MDX already helps pay for county transit projects, including a new Park-and-Ride hub along the Dolphin. And MDX leaders have said they’ll consider subsidizing rail lines along expressways they maintain. But some county officials see the MDX money as more central to the SMART plan; Commissioner Xavier Suarez wrote state lawmakers last year demanding $50 million a year from the toll agency to help fund new rail lines.

One of Gimenez’s sons, Carlos J. Gimenez, is registered to lobby MDX board members and administrators on behalf of contractor MCM, according to the most recent registration data on the agency’s website. He filed his registration form in late 2015 at a time when MCM was bidding on MDX projects it did not win, MDX spokesman Mario Diaz said. Board members must recuse themselves from items with ties to family members, and that would include the mayor’s son, Diaz said.

On Wednesday, MDX confirmed that the younger Gimenez withdrew his lobbying registration from agency that day, hours after the mayor’s appointment. “C.J. Gimenez cannot lobby Miami-Dade County or the Miami-Dade Expressway Authority as long as his father is mayor or is on the board of the MDX,” he said. C.J. Gimenez did not respond to a request for comment.

There was no public notice that Gimenez and Edmonson were being considered for the MDX seats. Usually board appointments are placed on the commission agenda a week in advance. But on Tuesday, commission chairman Esteban “Steve” Bovo won approval to suspend the commission’s rules to make the appointments. Edmonson was not available for an interview.

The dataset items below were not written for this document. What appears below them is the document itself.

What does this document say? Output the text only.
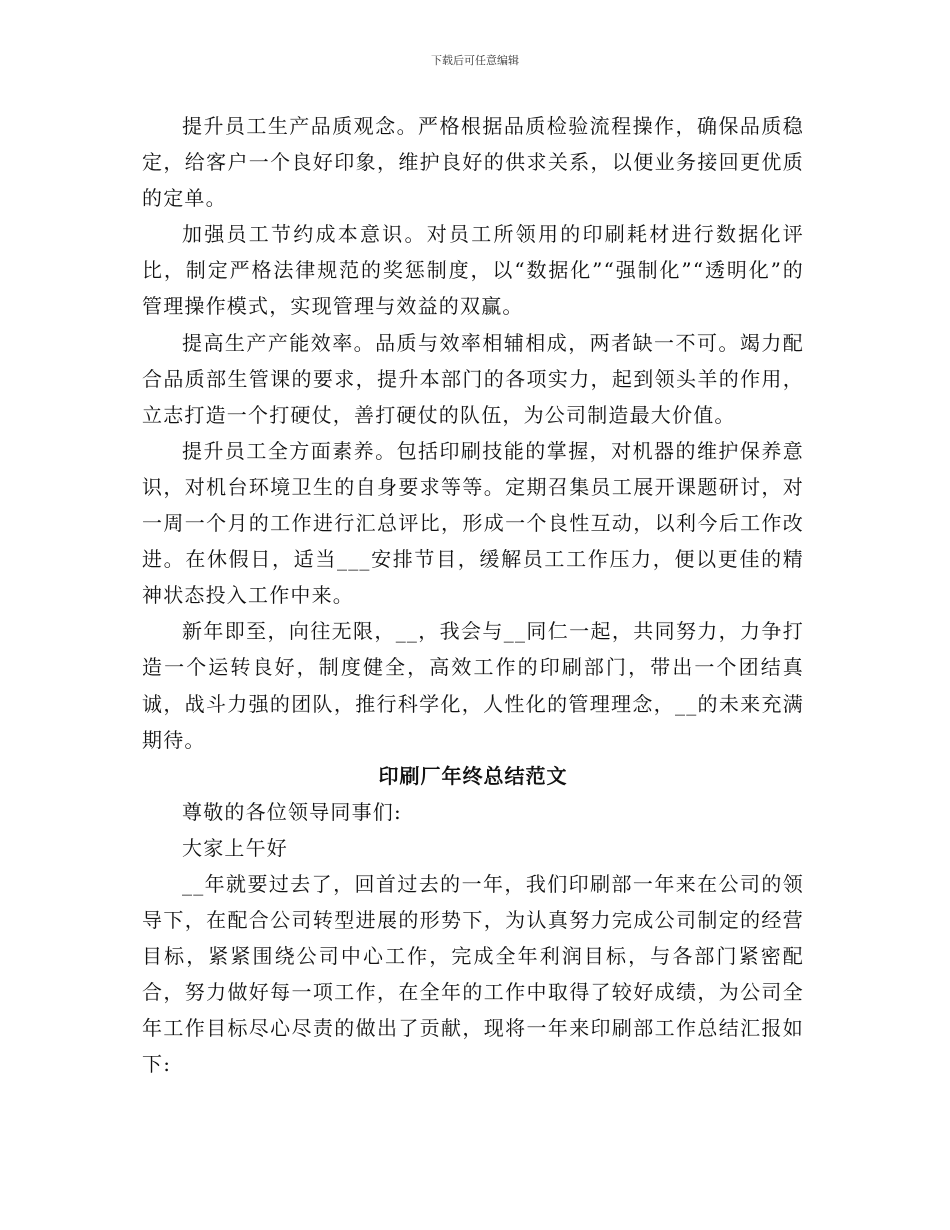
下载后可任意编辑

提升员工生产品质观念。严格根据品质检验流程操作，确保品质稳定，给客户一个良好印象，维护良好的供求关系，以便业务接回更优质的定单。

加强员工节约成本意识。对员工所领用的印刷耗材进行数据化评比，制定严格法律规范的奖惩制度，以“数据化”“强制化”“透明化”的管理操作模式，实现管理与效益的双赢。

提高生产产能效率。品质与效率相辅相成，两者缺一不可。竭力配合品质部生管课的要求，提升本部门的各项实力，起到领头羊的作用，立志打造一个打硬仗，善打硬仗的队伍，为公司制造最大价值。

提升员工全方面素养。包括印刷技能的掌握，对机器的维护保养意识，对机台环境卫生的自身要求等等。定期召集员工展开课题研讨，对一周一个月的工作进行汇总评比，形成一个良性互动，以利今后工作改进。在休假日，适当___安排节目，缓解员工工作压力，便以更佳的精神状态投入工作中来。

新年即至，向往无限，__，我会与__同仁一起，共同努力，力争打造一个运转良好，制度健全，高效工作的印刷部门，带出一个团结真诚，战斗力强的团队，推行科学化，人性化的管理理念，__的未来充满期待。

印刷厂年终总结范文

尊敬的各位领导同事们:

大家上午好

__年就要过去了，回首过去的一年，我们印刷部一年来在公司的领导下，在配合公司转型进展的形势下，为认真努力完成公司制定的经营目标，紧紧围绕公司中心工作，完成全年利润目标，与各部门紧密配合，努力做好每一项工作，在全年的工作中取得了较好成绩，为公司全年工作目标尽心尽责的做出了贡献，现将一年来印刷部工作总结汇报如下:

Commissioners also reappointed advertising executive Maritza Gutiérrez to her MDX seat. The Florida Legislature last year approved shrinking the MDX board from 13 members to nine. That meant the loss of two county seats, and Gimenez and Edmonson took two existing seats. MDX members losing their seats in the switch are Maurice Ferré, a former Miami mayor, lawyers Vincent Brown and Alfredo Gonzalez, and Rick Rodriguez Piña, who runs a lobbying firm.